Accordingly, the Court takes judicial notice of all the exhibits in the Bafus Declaration for the purpose of considering what was disclosed to the market. In doing so, the Court does not assume the truth of any of the facts asserted in those documents other than the stock price data. See Wochos, 2018 WL 4076437, at *2.
ii. Plaintiff's Request for Judicial Notice
Plaintiff asks the Court to take judicial notice of the consensus estimate provided in the Jasnoch Declaration. Jasnoch bases this consensus estimate on a review of three analyst reports covering the stock for the relevant quarters. Dkt. No. 60 ¶¶ 2-5. Plaintiff does not request judicial notice of the underlying analyst reports, and only requests judicial notice of the consensus estimate Jasnoch derives from the reports. Id. Defendants oppose the request. Because the consensus estimate provided by Plaintiff's counsel is subject to factual dispute, the Court declines to take judicial notice of the estimate.
IV. DISCUSSION
A. Section 10(b) and Rule 10b-5
In their motion to dismiss, Defendants argue that the many of challenged statements fall under the PSLRA safe harbor and that Plaintiff has failed to plead actionable misstatements or omissions or a strong inference of scienter.
i. Challenged Statements
The Court groups the challenged statements into three categories.

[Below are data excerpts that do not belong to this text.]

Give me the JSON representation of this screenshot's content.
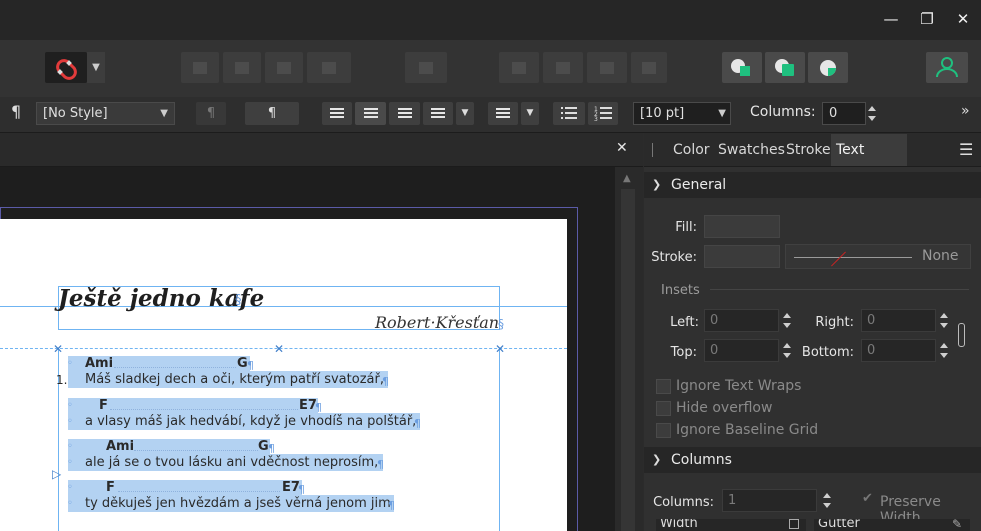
{
  "window_controls": {
    "minimize": "—",
    "restore": "❐",
    "close": "✕"
  },
  "context_bar": {
    "paragraph_icon": "¶",
    "style_dropdown": "[No Style]",
    "pilcrow_button": "¶",
    "font_size": "[10 pt]",
    "columns_label": "Columns:",
    "columns_value": "0",
    "overflow": "»"
  },
  "doc": {
    "close": "✕",
    "title": "Ještě jedno kafe",
    "title_mark": "§",
    "author": "Robert·Křesťan",
    "author_mark": "§",
    "list_number": "1.",
    "pilcrow": "¶",
    "bullet": "◦",
    "lines": [
      {
        "chord_a": "Ami",
        "chord_b": "G"
      },
      {
        "lyric": "Máš sladkej dech a oči, kterým patří svatozář,"
      },
      {
        "chord_a": "F",
        "chord_b": "E7"
      },
      {
        "lyric": "a vlasy máš jak hedvábí, když je vhodíš na polštář,"
      },
      {
        "chord_a": "Ami",
        "chord_b": "G"
      },
      {
        "lyric": "ale já se o tvou lásku ani vděčnost neprosím,"
      },
      {
        "chord_a": "F",
        "chord_b": "E7"
      },
      {
        "lyric": "ty děkuješ jen hvězdám a jseš věrná jenom jim"
      }
    ]
  },
  "panel": {
    "tabs": [
      "Color",
      "Swatches",
      "Stroke",
      "Text Frame"
    ],
    "active_tab": "Text Frame",
    "menu_icon": "☰",
    "general": {
      "title": "General",
      "fill_label": "Fill:",
      "stroke_label": "Stroke:",
      "none_label": "None",
      "insets_label": "Insets",
      "left_label": "Left:",
      "left_value": "0",
      "right_label": "Right:",
      "right_value": "0",
      "top_label": "Top:",
      "top_value": "0",
      "bottom_label": "Bottom:",
      "bottom_value": "0",
      "ignore_text_wraps": "Ignore Text Wraps",
      "hide_overflow": "Hide overflow",
      "ignore_baseline_grid": "Ignore Baseline Grid"
    },
    "columns": {
      "title": "Columns",
      "columns_label": "Columns:",
      "columns_value": "1",
      "preserve_width": "Preserve Width",
      "width_label": "Width",
      "gutter_label": "Gutter"
    }
  },
  "colors": {
    "accent_green": "#1fc07f",
    "selection": "#b3d2f2",
    "guide": "#6fb4f2"
  }
}
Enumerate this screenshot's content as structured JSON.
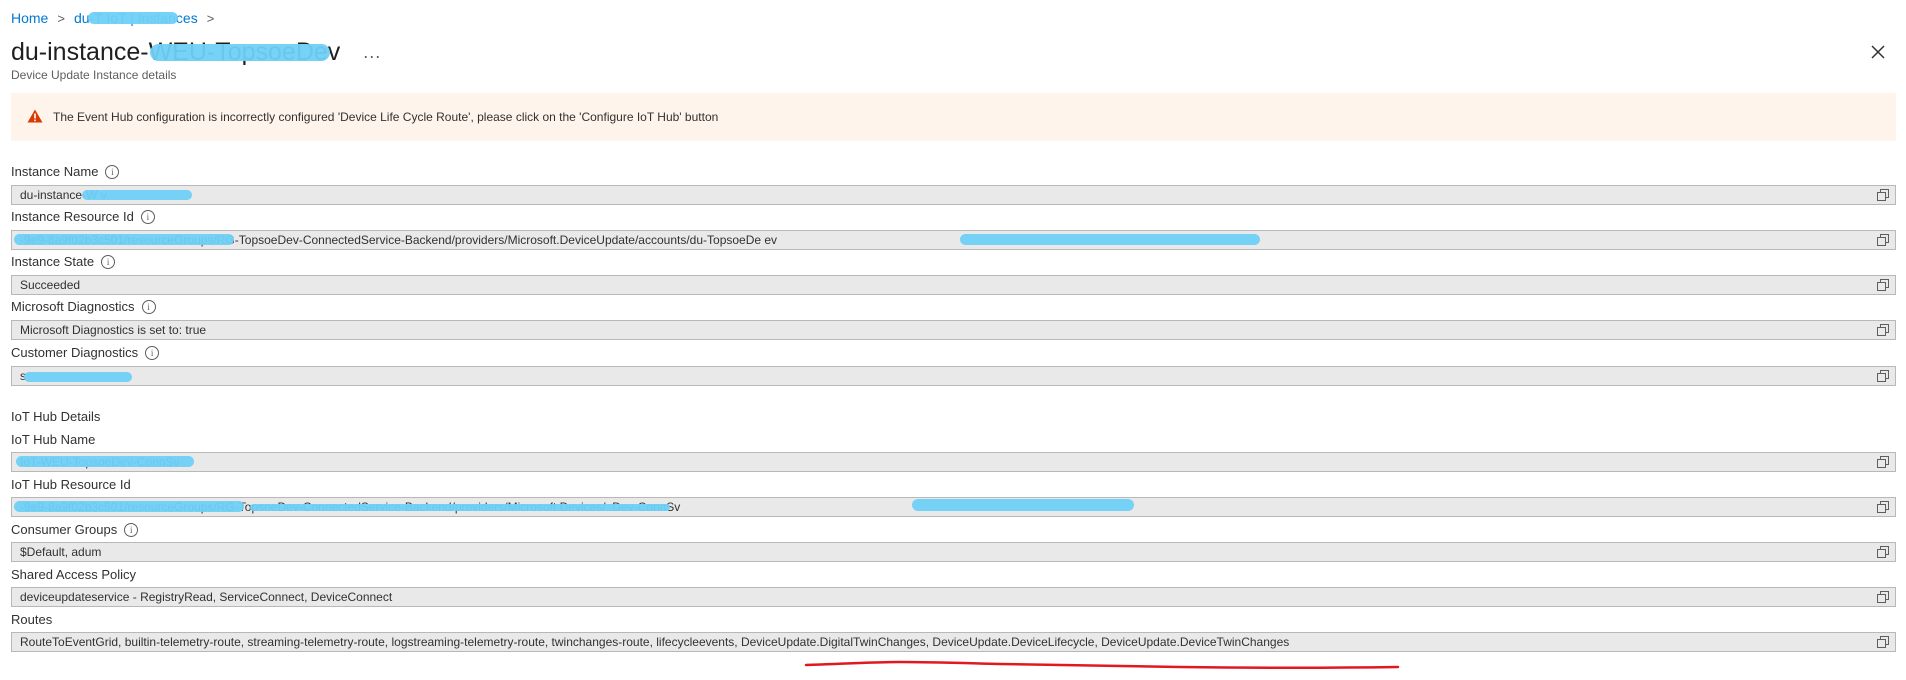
{
  "breadcrumb": {
    "home": "Home",
    "parent": "du-T        IoT | Instances",
    "separator": ">"
  },
  "header": {
    "title": "du-instance-WEU-TopsoeDev",
    "more": "...",
    "subtitle": "Device Update Instance details",
    "close_icon": "close-icon"
  },
  "warning": {
    "icon": "warning-triangle-icon",
    "color": "#d83b01",
    "text": "The Event Hub configuration is incorrectly configured 'Device Life Cycle Route', please click on the 'Configure IoT Hub' button"
  },
  "instance": {
    "name_label": "Instance Name",
    "name_value": "du-instance-W      v",
    "resource_id_label": "Instance Resource Id",
    "resource_id_value": "                                      -9e9-8a9f02b3c501/resourceGroups/RG-TopsoeDev-ConnectedService-Backend/providers/Microsoft.DeviceUpdate/accounts/du-TopsoeDe                              ev",
    "state_label": "Instance State",
    "state_value": "Succeeded",
    "diag_label": "Microsoft Diagnostics",
    "diag_value": "Microsoft Diagnostics is set to: true",
    "cust_diag_label": "Customer Diagnostics",
    "cust_diag_value": "s"
  },
  "iothub": {
    "section_title": "IoT Hub Details",
    "name_label": "IoT Hub Name",
    "name_value": "IoT-WEU-TopsoeDev-ConnSv",
    "resource_id_label": "IoT Hub Resource Id",
    "resource_id_value": "                              -9e9-8a9f02b3c501/resourceGroups/RG-TopsoeDev-ConnectedService-Backend/providers/Microsoft.Devices/                         .Dev-ConnSv",
    "consumer_label": "Consumer Groups",
    "consumer_value": "$Default, adum",
    "policy_label": "Shared Access Policy",
    "policy_value": "deviceupdateservice - RegistryRead, ServiceConnect, DeviceConnect",
    "routes_label": "Routes",
    "routes_value": "RouteToEventGrid, builtin-telemetry-route, streaming-telemetry-route, logstreaming-telemetry-route, twinchanges-route, lifecycleevents, DeviceUpdate.DigitalTwinChanges, DeviceUpdate.DeviceLifecycle, DeviceUpdate.DeviceTwinChanges"
  },
  "icons": {
    "info": "info-icon",
    "copy": "copy-icon"
  },
  "colors": {
    "link": "#0078d4",
    "warning_bg": "#fff4ec",
    "redaction": "#6fd0f5",
    "annotation": "#e0191f"
  }
}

First, in its 10-Q and 10-K reports throughout the Class Period, SentinelOne defined ARR as “the annualized revenue run rate of our subscription and capacity contracts at the end of a reporting period, assuming contracts are renewed on their existing terms for customers that are under contracts with us.” AC ¶¶ 93, 97, 100, 103. Relatedly, Defendants made statements in SentinelOne's 10-Q and 10-K reports allegedly “differentiating ARR from revenue.” See Dkt. No. 59 at 18:16; AC ¶¶ 93, 97, 100, 103. Plaintiff challenges these statements as false and misleading because the ARR figure included non-guaranteed amounts for various “consumption and usage” charges for excess usage services or for additional optional services that the customer was not committed to use under their existing contracts, and/or otherwise included assumptions that some customers would spend more going forward than what was reflected in their existing contractual commitments. AC ¶¶ 94, 98, 101, 104. Plaintiff argues that excess “consumption and usage” charges, optional additional service charges, or assumptions of spending exceeding existing contractual commitments did not fall within SentinelOne's ARR definition. Id. Plaintiff further argues that because the ARR figures included these non-guaranteed inputs, the metric amounted to a partial revenue forecast, rendering statements differentiating ARR from revenue false and misleading. Id.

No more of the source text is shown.